Dans ce dernier volet de la trilogie, le lecteur retrouve Xiao Yu, la petite fille qui parle avec les esprits de la nature et plus particulièrement Ambre, esprit-renard facétieux qui a le chic pour entraîner la fillette dans ses folles aventures, dans un univers onirique naturel parallèle au notre.

Entre la nature omniprésente et la transmission du savoir, Xia Da décline de nombreuses thématiques dans cette formidable histoire : la magie qui entoure la petite fille, la poésie et l’onirisme, le deuil, la perte d’un enfant ; tout cela d’une façon optimiste. Cette philosophie positiviste est le fil conducteur de l’ouvrage, quoiqu’il advienne, il faut avancer grâce aux rencontres faites dans notre vie. Comme Yu, le lecteur prend son temps, s’installe doucement dans cet album : les silences et les scènes plus contemplatives permettent de passer un excellent moment. L’atmosphère douce et heureuse rayonne du début à la fin de l’ouvrage.

Composé de petits chapitres, la jeune mangaka s’inspire de sa propre histoire dans le même petit village où elle a vécu, Linzhi, un endroit calme, où le temps est suspendu. Ses parents comme ceux de Yu étaient restaurateurs d’architectures anciennes. Comme pour La princesse vagabonde, Xia Da dévoile tout son talent de dessinatrice dans Little Yu.

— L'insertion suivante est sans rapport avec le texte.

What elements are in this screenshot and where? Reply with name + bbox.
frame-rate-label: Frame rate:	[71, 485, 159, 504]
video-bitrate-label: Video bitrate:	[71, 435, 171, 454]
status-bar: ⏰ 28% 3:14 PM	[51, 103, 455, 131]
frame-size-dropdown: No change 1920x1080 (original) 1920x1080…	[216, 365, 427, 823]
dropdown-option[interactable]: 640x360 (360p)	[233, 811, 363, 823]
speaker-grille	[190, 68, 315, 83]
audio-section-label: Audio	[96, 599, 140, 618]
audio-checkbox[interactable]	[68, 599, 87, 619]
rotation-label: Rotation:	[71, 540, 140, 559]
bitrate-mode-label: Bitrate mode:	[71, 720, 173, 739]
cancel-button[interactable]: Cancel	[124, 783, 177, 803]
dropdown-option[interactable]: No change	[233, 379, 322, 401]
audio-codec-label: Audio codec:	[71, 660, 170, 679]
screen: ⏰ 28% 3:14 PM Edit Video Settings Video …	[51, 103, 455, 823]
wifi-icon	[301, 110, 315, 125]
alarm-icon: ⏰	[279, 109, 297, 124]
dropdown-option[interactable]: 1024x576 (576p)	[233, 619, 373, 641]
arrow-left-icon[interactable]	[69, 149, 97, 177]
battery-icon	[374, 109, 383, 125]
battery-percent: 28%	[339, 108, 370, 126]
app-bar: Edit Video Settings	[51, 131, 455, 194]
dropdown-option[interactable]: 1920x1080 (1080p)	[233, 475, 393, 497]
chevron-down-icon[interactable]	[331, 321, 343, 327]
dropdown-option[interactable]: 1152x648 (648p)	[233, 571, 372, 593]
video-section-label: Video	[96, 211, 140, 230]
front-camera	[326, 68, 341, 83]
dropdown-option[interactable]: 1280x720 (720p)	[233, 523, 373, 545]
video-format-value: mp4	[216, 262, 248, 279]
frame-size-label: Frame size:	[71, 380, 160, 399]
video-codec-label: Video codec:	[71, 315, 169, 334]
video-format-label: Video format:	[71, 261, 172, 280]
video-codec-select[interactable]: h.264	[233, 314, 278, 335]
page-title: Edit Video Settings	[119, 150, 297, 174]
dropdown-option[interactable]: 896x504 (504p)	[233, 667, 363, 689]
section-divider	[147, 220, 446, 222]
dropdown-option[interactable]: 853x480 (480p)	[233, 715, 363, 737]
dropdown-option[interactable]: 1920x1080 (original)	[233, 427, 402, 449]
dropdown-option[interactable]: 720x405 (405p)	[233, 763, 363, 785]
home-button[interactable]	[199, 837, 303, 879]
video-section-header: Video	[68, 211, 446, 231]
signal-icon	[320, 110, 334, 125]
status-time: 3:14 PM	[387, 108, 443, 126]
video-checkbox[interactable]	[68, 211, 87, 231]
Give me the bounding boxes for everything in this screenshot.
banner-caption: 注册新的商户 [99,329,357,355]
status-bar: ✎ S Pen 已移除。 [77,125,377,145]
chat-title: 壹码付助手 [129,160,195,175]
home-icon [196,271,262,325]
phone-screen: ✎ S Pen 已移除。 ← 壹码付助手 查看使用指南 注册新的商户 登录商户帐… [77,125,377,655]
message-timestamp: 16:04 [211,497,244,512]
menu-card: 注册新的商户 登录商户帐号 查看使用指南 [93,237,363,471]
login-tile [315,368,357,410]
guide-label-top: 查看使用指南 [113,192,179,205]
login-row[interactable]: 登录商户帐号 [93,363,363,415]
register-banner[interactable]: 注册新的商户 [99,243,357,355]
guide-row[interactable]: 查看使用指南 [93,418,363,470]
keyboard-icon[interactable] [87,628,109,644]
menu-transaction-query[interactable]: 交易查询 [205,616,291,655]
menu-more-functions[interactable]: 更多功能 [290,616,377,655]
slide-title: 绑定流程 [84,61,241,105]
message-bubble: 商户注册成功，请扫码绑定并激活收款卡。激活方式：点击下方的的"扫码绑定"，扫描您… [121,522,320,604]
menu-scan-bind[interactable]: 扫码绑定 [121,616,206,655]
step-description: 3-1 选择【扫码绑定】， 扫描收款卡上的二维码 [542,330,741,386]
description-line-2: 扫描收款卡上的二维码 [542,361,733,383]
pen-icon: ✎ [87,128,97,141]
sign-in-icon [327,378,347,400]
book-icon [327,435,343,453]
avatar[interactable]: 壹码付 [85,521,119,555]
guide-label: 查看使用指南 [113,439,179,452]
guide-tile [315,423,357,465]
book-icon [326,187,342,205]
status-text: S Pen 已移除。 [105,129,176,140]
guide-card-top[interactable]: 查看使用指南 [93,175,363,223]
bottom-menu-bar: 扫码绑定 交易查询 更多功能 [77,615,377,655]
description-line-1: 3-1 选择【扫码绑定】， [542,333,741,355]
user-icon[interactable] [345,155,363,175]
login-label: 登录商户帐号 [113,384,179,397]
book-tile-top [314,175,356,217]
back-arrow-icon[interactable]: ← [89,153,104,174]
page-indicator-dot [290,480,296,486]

Un trait délicat, sensible et d’une grande poésie.

  • Little Yu, volume 3
  • Auteur : Xia Da
  • Editeur: Urban China
  • Prix: 12€
  • Parution : 09 octobre 2015

Résumé de l’éditeur : Devenue intercesseur entre les esprits et les humains, la petite Xiao Yu continue sa découverte du folklore chinois dans ce dernier volet de la trilogie Little Yu. L’occasion pour le lecteur de l’accompagner à nouveau dans les ruelles étriquées
de Linzhi, au sommet des montagnes solennelles et dans le vieux jardin plein de mystères.

Par bonheur, le lait

Notre avis : Par bonheur, le lait est un très beau roman pour enfant écrit par Neil Gaiman et illustré par Boulet. Dans ce livre, l’auteur de L’étrange vie de Nobody Owens (avec Philip Craig Russel, Delcourt) met en scène un fabuleux conte où se mêle l’Histoire et le fantastique.

Chez les Nicolson, le petit déjeuner est sacré et plus particulièrement les CrocMiams avec du lait. Ce matin, les enfants sont ronchons, ils ne peuvent pas déguster leurs céréales car il n’y a pas de lait. Papa Nicolson est chargé d’aller en acheter. Alors que le temps semble très long, le frère et la sœur sont étonnés, leur père revient les mains vides. Il leur explique alors pourquoi. C’est le début d’une folle aventure.

Neil Gaiman fait de ce papa, une sorte de héros bravant tous les dangers, s’arrangeant avec la vérité et racontant un merveilleuse histoire à ses enfants. Quel enfant rêverait pas d’avoir un père comme celui-là ? Captivés par cette aventure farfelue, le fils et la fille sont aux anges.

Pour accompagner le texte, Boulet illustre chaque page de son trait précis et fouillé en noir et blanc. fait de fines hachures, son dessin est idéal pour plonger le lecteur dans cette fable folle.

Découvrez le blog de Boulet, en parcourant l’article ici.

 

  • Par bonheur, le lait
  • Scénariste : Neil Gaiman
  • Dessinateur : Boulet
  • Editeur: Au Diable Vauvert
  • Prix: 12.50€
  • Parution : 05 novembre 2015

Résumé de l’éditeur : Un petit garçon et sa jeune sœur se rendent compte qu’il n’y a plus de lait pour leur petit-déjeuner. Leur maman étant partie, c’est leur papa qui part en acheter. Cette course devient un fantastique voyage pimenté par un volcan en éruption, la rencontre avec des extraterrestres et avec des poneys dotés d’une intelligence surprenante ou encore par d’étonnants vampires.